Internal Feedback in Biological Control: Locality and System Level Synthesis

TL;DR

This paper proposes a novel theoretical framework using System Level Synthesis to explain internal feedback pathways in the brain, aligning with experimental data and emphasizing the importance of local processing and memory.

Contribution

It introduces a new theory based on optimal control principles that accounts for the prevalence of internal feedback pathways in neural systems.

Findings

Qualitative predictions match experimental observations

Introduction of a mesocircuit model for distributed processing

Highlights the need for extensive internal feedback and memory

Abstract

The presence of internal feedback pathways (IFPs) is a prevalent yet unexplained phenomenon in the brain.

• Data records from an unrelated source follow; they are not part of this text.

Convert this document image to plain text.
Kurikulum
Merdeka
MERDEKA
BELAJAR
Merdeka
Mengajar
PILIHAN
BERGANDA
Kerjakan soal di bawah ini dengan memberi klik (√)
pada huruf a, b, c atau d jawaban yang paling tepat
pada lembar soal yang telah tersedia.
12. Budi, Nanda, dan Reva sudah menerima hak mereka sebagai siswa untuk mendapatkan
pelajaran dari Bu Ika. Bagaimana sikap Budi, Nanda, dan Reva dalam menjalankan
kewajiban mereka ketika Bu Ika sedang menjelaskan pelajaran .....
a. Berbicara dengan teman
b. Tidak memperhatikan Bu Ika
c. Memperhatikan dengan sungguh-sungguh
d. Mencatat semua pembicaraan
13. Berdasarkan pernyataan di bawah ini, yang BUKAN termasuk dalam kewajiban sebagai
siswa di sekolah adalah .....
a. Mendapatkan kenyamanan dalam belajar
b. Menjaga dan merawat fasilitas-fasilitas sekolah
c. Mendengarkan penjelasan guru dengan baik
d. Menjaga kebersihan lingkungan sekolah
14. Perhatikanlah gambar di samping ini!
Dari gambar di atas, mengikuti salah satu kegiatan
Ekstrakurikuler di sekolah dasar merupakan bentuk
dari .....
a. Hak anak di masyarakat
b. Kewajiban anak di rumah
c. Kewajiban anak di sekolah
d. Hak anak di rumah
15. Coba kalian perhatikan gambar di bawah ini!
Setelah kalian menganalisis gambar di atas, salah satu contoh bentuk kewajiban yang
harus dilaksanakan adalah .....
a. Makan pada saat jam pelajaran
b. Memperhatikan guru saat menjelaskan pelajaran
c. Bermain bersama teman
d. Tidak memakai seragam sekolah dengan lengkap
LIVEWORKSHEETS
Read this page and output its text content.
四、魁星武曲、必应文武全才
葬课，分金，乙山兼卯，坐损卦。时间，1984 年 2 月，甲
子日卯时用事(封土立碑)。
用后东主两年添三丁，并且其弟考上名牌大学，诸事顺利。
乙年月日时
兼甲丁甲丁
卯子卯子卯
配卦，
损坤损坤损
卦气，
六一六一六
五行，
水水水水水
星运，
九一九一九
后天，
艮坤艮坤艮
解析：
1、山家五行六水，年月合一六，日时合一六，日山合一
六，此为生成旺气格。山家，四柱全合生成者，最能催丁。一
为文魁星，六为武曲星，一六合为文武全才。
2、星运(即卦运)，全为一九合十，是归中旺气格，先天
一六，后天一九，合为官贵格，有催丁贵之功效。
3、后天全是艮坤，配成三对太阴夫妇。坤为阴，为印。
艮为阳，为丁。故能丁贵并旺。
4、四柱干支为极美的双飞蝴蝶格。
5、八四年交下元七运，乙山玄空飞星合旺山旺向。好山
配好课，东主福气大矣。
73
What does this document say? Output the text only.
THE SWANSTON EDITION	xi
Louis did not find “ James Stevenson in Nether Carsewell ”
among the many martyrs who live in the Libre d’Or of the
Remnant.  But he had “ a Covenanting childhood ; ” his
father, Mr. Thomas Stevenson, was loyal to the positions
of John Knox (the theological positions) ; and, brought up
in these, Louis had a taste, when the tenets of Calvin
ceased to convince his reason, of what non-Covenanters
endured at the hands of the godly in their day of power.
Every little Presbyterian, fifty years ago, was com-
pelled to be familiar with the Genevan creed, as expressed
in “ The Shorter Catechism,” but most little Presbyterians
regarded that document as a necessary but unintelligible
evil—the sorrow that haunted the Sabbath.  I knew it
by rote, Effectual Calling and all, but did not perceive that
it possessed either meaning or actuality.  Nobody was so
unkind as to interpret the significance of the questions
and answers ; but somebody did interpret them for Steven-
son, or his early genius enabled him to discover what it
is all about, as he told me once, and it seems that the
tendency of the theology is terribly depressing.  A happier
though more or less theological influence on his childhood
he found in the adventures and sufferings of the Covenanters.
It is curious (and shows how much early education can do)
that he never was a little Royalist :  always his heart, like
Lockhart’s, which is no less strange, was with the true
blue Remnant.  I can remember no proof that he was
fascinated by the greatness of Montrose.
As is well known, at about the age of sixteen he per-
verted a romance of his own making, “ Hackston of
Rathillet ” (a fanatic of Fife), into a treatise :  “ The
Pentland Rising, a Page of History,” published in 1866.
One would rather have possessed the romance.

Motivated by experimental observations on 1) motor-related signals in visual areas, and 2) massively distributed processing in the brain, we approach this problem from a sensorimotor standpoint and make use of distributed optimal controllers to explain IFPs. We use the System Level Synthesis (SLS) controller to model neural phenomena such as signaling delay, local processing, and local reaction. Based on the SLS controller, we make qualitative predictions about IFPs that strongly align with existing experimental observations. We introduce a `mesocircuit' for optimal performance with distributed and local processing, and local disturbance rejection; this mesocircuit requires extreme amounts of IFPs and memory for proper function. This is the first theory that replicates the massive amounts of IFPs in the brain purely from a priori principles, providing a new theoretical basis upon which we can build to better understand the inner workings of the brain.